Ce livre restitue la rencontre profonde entre deux êtres dans le contexte difficile que nous connaissons aujourd'hui, celle de Mohammed Talbi, grand historien tunisien dont la pensée se situe au croisement de la tradition islamique et de la tradition de la raison moderne occidentale, et de Gwendoline Jarczyk, philosophe, qui l'interroge.
Ce dialogue nous permet de côtoyer quelques penseurs majeurs, Averroès, Avicenne, ou de grands mystiques soufis et de mieux saisir la profondeur de l'Islam et la gravité du drame qui se joue en ce moment même, gravité qui met en évidence l'urgence d'un dialogue entre Occident et Orient, dialogue qui est inscrit dans le Coran lui-même :
Mohammed Talbi : " Par sa tradition, qui le relie à Abraham et à Ismaël, le Coran est comme tel un dialogue avec tous les hommes. A commencer par les athées, car il y en eut de tout temps, et les polythéistes de La Mecque : voilà un premier groupe. Un deuxième groupe sous le nom de " gens du Livre ", rassemble les juifs et les chrétiens. Le Coran est donc aussi en dialogue avec ce monde-là. Il se présente en outre et de façon plus large comme dialogue avec l'homme en tant qu'homme, sans que soit fait mention d'une religion quelconque, bref avec tout homme et n'importe lequel. A cet homme, le Coran déclare : " Souviens-toi ", en le renvoyant à l'alliance fondamentale nouée avec Dieu, au niveau ontologique. Et de même : " Lis les signes " - le dialogue étant toujours une invitation à lire les signes de Dieu dans la réalité de l'univers.
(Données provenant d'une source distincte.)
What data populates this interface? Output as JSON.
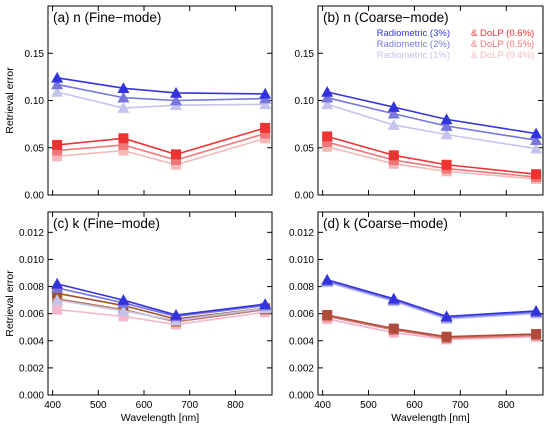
{
  "chart_data": [
    {
      "type": "line",
      "title": "(a) n (Fine−mode)",
      "ylabel": "Retrieval error",
      "xlabel": "",
      "x": [
        410,
        555,
        670,
        865
      ],
      "xlim": [
        390,
        880
      ],
      "ylim": [
        0.0,
        0.2
      ],
      "yticks": [
        "0.00",
        "0.05",
        "0.10",
        "0.15"
      ],
      "xticks": [],
      "series": [
        {
          "group": "radiometric",
          "values": [
            0.124,
            0.113,
            0.108,
            0.107
          ]
        },
        {
          "group": "radiometric",
          "values": [
            0.117,
            0.103,
            0.1,
            0.102
          ]
        },
        {
          "group": "radiometric",
          "values": [
            0.109,
            0.092,
            0.095,
            0.096
          ]
        },
        {
          "group": "dolp",
          "values": [
            0.053,
            0.06,
            0.043,
            0.071
          ]
        },
        {
          "group": "dolp",
          "values": [
            0.047,
            0.053,
            0.037,
            0.065
          ]
        },
        {
          "group": "dolp",
          "values": [
            0.041,
            0.047,
            0.032,
            0.06
          ]
        }
      ]
    },
    {
      "type": "line",
      "title": "(b) n (Coarse−mode)",
      "ylabel": "",
      "xlabel": "",
      "x": [
        410,
        555,
        670,
        865
      ],
      "xlim": [
        390,
        880
      ],
      "ylim": [
        0.0,
        0.2
      ],
      "yticks": [
        "0.00",
        "0.05",
        "0.10",
        "0.15"
      ],
      "xticks": [],
      "legend": [
        {
          "label": "Radiometric (3%)",
          "color": "#3333dd"
        },
        {
          "label": "Radiometric (2%)",
          "color": "#7777dd"
        },
        {
          "label": "Radiometric (1%)",
          "color": "#c4c4ee"
        },
        {
          "label": "& DoLP (0.6%)",
          "color": "#ee3333"
        },
        {
          "label": "& DoLP (0.5%)",
          "color": "#f07777"
        },
        {
          "label": "& DoLP (0.4%)",
          "color": "#f5b8b8"
        }
      ],
      "series": [
        {
          "group": "radiometric",
          "values": [
            0.109,
            0.093,
            0.08,
            0.065
          ]
        },
        {
          "group": "radiometric",
          "values": [
            0.103,
            0.086,
            0.073,
            0.058
          ]
        },
        {
          "group": "radiometric",
          "values": [
            0.096,
            0.074,
            0.064,
            0.049
          ]
        },
        {
          "group": "dolp",
          "values": [
            0.062,
            0.042,
            0.032,
            0.022
          ]
        },
        {
          "group": "dolp",
          "values": [
            0.056,
            0.037,
            0.028,
            0.019
          ]
        },
        {
          "group": "dolp",
          "values": [
            0.051,
            0.033,
            0.025,
            0.017
          ]
        }
      ]
    },
    {
      "type": "line",
      "title": "(c) k (Fine−mode)",
      "ylabel": "Retrieval error",
      "xlabel": "Wavelength [nm]",
      "x": [
        410,
        555,
        670,
        865
      ],
      "xlim": [
        390,
        880
      ],
      "ylim": [
        0.0,
        0.0135
      ],
      "yticks": [
        "0.000",
        "0.002",
        "0.004",
        "0.006",
        "0.008",
        "0.010",
        "0.012"
      ],
      "xticks": [
        "400",
        "500",
        "600",
        "700",
        "800"
      ],
      "series": [
        {
          "group": "radiometric",
          "values": [
            0.0082,
            0.007,
            0.0059,
            0.0067
          ]
        },
        {
          "group": "radiometric",
          "values": [
            0.0079,
            0.0068,
            0.0058,
            0.0066
          ]
        },
        {
          "group": "radiometric",
          "values": [
            0.007,
            0.0062,
            0.0055,
            0.0064
          ]
        },
        {
          "group": "dolp",
          "values": [
            0.0075,
            0.0066,
            0.0056,
            0.0064
          ]
        },
        {
          "group": "dolp",
          "values": [
            0.0071,
            0.0063,
            0.0054,
            0.0063
          ]
        },
        {
          "group": "dolp",
          "values": [
            0.0063,
            0.0058,
            0.0052,
            0.0061
          ]
        }
      ]
    },
    {
      "type": "line",
      "title": "(d) k (Coarse−mode)",
      "ylabel": "",
      "xlabel": "Wavelength [nm]",
      "x": [
        410,
        555,
        670,
        865
      ],
      "xlim": [
        390,
        880
      ],
      "ylim": [
        0.0,
        0.0135
      ],
      "yticks": [
        "0.000",
        "0.002",
        "0.004",
        "0.006",
        "0.008",
        "0.010",
        "0.012"
      ],
      "xticks": [
        "400",
        "500",
        "600",
        "700",
        "800"
      ],
      "series": [
        {
          "group": "radiometric",
          "values": [
            0.0085,
            0.0071,
            0.0058,
            0.0062
          ]
        },
        {
          "group": "radiometric",
          "values": [
            0.0084,
            0.007,
            0.0057,
            0.0061
          ]
        },
        {
          "group": "radiometric",
          "values": [
            0.0083,
            0.0069,
            0.0056,
            0.006
          ]
        },
        {
          "group": "dolp",
          "values": [
            0.0059,
            0.0049,
            0.0043,
            0.0045
          ]
        },
        {
          "group": "dolp",
          "values": [
            0.0058,
            0.0048,
            0.0042,
            0.0044
          ]
        },
        {
          "group": "dolp",
          "values": [
            0.0056,
            0.0046,
            0.0041,
            0.0043
          ]
        }
      ]
    }
  ],
  "colors": {
    "radiometric": [
      "#3333dd",
      "#7777dd",
      "#c4c4ee"
    ],
    "dolp": [
      "#ee3333",
      "#f07777",
      "#f5b8b8"
    ],
    "k_dolp_fine": [
      "#a0522d",
      "#c07a5a",
      "#f2b8d0"
    ],
    "k_dolp_coarse": [
      "#b04a3a",
      "#d87a6a",
      "#f5b0cc"
    ]
  }
}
Mais il est vrai que le Coran entend engager un dialogue spécifique avec les thèses athéistes et polythéistes, de même qu'avec les juifs et les chrétiens à propos de leurs dogmes respectifs. Un exemple : " Les chrétiens disent "Dieu est trois", dis ! " - " Les juifs disent "Nous avons crucifié Jésus", dis ! " C'est donc là un dialogue qui se déroule à partir des thèses développées par les gens du Livre. Ainsi tout le Coran est-il dialogue, et le dialogue est proprement constitutif du Coran, avec une déontologie qui lui est propre, celle de la plus grande courtoisie. Dialogue donc et éthique du dialogue. "
On le comprend, ce livre ne traite pas que de spiritualité mais aussi de politique et de culture, tant ces trois domaines sont constitutifs de la crise actuelle dont nous mesurons mal les conséquences imprévisibles. Mohammed Talbi, d'une très grande lucidité, ne fait aucune concession à notre monde et à ses principaux acteurs, et nous délivre une leçon d'humanité.